Introduction to Stylometric Analysis using R

Home » conference » programme » abstracts » Introduction to Stylometric Analysis using R

Eder, Maciej, Pedagogical University, Kraków, Poland, maciejeder@gmail.com

Rybicki, Jan, Jagiellonian University, Kraków, Poland, jkrybicki@gmail.com

Brief Description

Stylometry, or the study of measurable features of (literary) style, such as sentence length, vocabulary richness and various frequencies (of words, word lengths, word forms, etc.), has been around at least since the middle of the 19th century, and has found numerous practical applications in authorship attribution research. These applications are usually based on the belief that there exist such conscious or unconscious elements of personal style that can help detect the true author of an anonymous text; that there exist stylistic fingerprints that can betray the plagiarist; that the oldest authorship disputes (St. Paul’s epistles or Shakespeare’s plays) can be settled with more or less sophisticated statistical methods.

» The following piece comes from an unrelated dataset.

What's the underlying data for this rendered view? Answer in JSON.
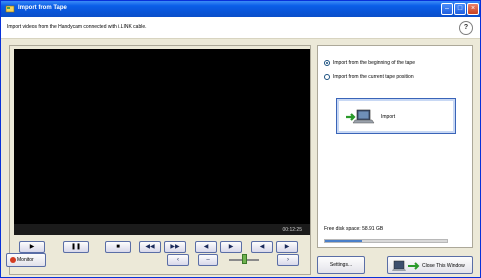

While specific issues remain largely unresolved (or, if closed once, they are sooner or later reopened), a variety of statistical approaches has been developed that allow, often with spectacular precision, to identify texts written by several authors based on a single example of each author’s writing. But even more interesting research questions arise beyond bare authorship attribution: patterns of stylometric similarity and difference also provide new insights into relationships between different books by the same author; between books by different authors; between authors differing in terms of chronology or gender; between translations of the same author or group of authors; helping, in turn, to find new ways of looking at works that seem to have been studied from all possible perspectives. Nowadays, in the era of ever-growing computing power and of ever-more literary texts available in electronic form, we are able to perform stylometric experiments that our predecessors could only dream of.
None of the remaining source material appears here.